OSS licenses generally fall into two categories – “permissive” licenses and “copyleft” licenses. Virtually all OSS licenses, whether permissive or copyleft, attempt to protect those who create or contribute to the OSS provided under the license (“contributors”) from liability by including provisions disclaiming warranties and excluding liability.
The principal distinction between permissive and copyleft licenses is the effect of OSS use on a user’s proprietary software. Permissive licenses permit recipients who use the OSS in or with their proprietary software to restrict other parties’ access to the proprietary software. Examples of permissive licenses include the MIT License and the BSD licenses.
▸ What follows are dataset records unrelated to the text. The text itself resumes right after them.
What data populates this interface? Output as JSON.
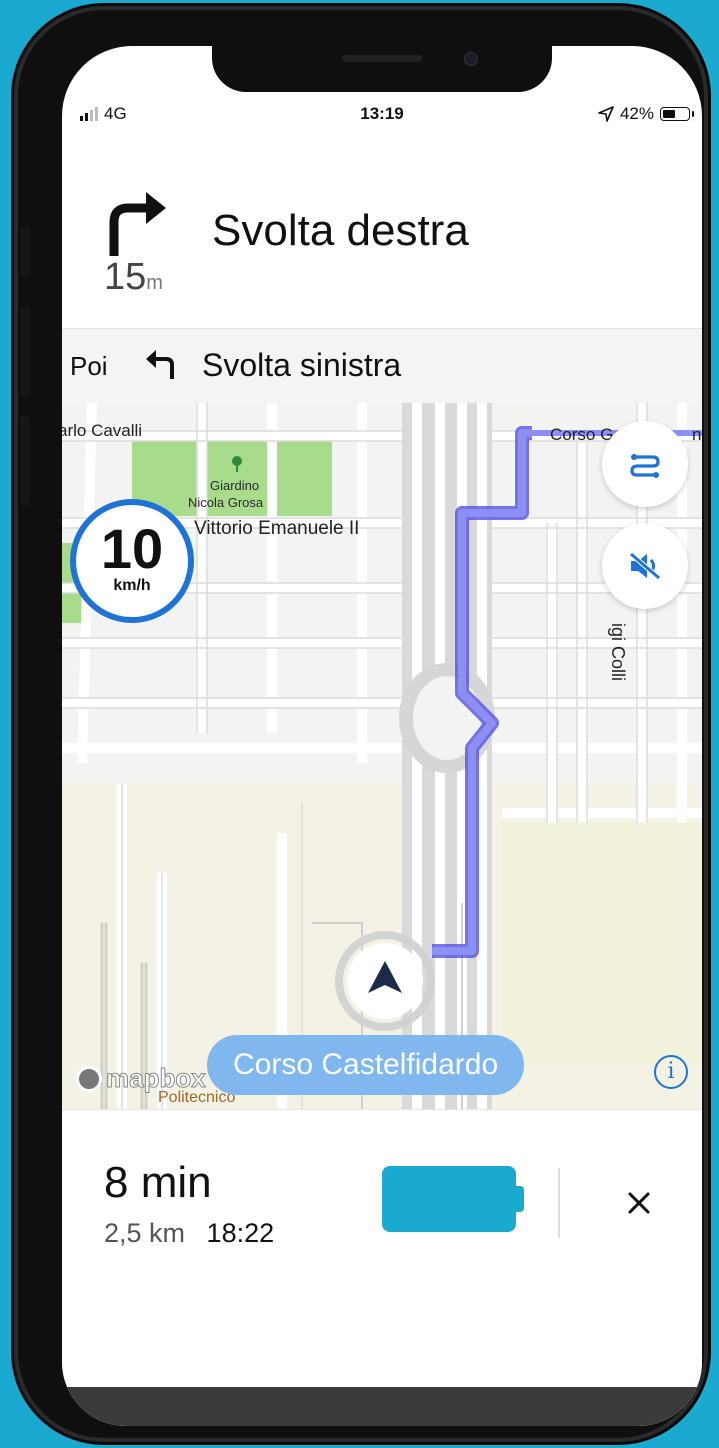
{
  "status_bar": {
    "network": "4G",
    "time": "13:19",
    "battery": "42%"
  },
  "turn": {
    "instruction": "Svolta destra",
    "distance_value": "15",
    "distance_unit": "m",
    "icon": "turn-right-icon"
  },
  "next": {
    "prefix": "Poi",
    "instruction": "Svolta sinistra",
    "icon": "turn-left-icon"
  },
  "map": {
    "labels": {
      "carlo_cavalli": "arlo Cavalli",
      "corso_top": "Corso G",
      "corso_top_end": "no",
      "giardino": "Giardino",
      "nicola_grosa": "Nicola Grosa",
      "vittorio": "Vittorio Emanuele II",
      "colli": "igi Colli",
      "politecnico": "Politecnico"
    },
    "speed_limit": {
      "value": "10",
      "unit": "km/h"
    },
    "current_street": "Corso Castelfidardo",
    "logo": "mapbox",
    "route_color": "#7b7cf0",
    "park_color": "#a8dc8c"
  },
  "trip": {
    "duration": "8 min",
    "distance": "2,5 km",
    "arrival": "18:22",
    "battery_color": "#1aa9cf"
  }
}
Copyleft licenses, by contrast, do not allow the same restrictions. Rather, these licenses impose “reciprocity” or “share-alike” requirements that require recipients who modify the OSS or develop proprietary software products that incorporate or combine with the OSS (“combined works”) to make such modifications or combined works available to others under the terms of the same OSS license. The extent this “tainting” effect of the copyleft license has on the proprietary software created using the OSS depends on the “strength” of the copyleft license.
Under a “weak” copyleft license, a recipient must make the source code to any modifications it makes to the OSS available to others under the terms of the same OSS license. Examples of weak copyleft licenses include the Mozilla Public License (MPL), the Eclipse Public License (EPL), the Common Development and Distribution License (CDDL), the Common Public License (CPL), and (under certain circumstances) the Lesser General Public License (LGPL).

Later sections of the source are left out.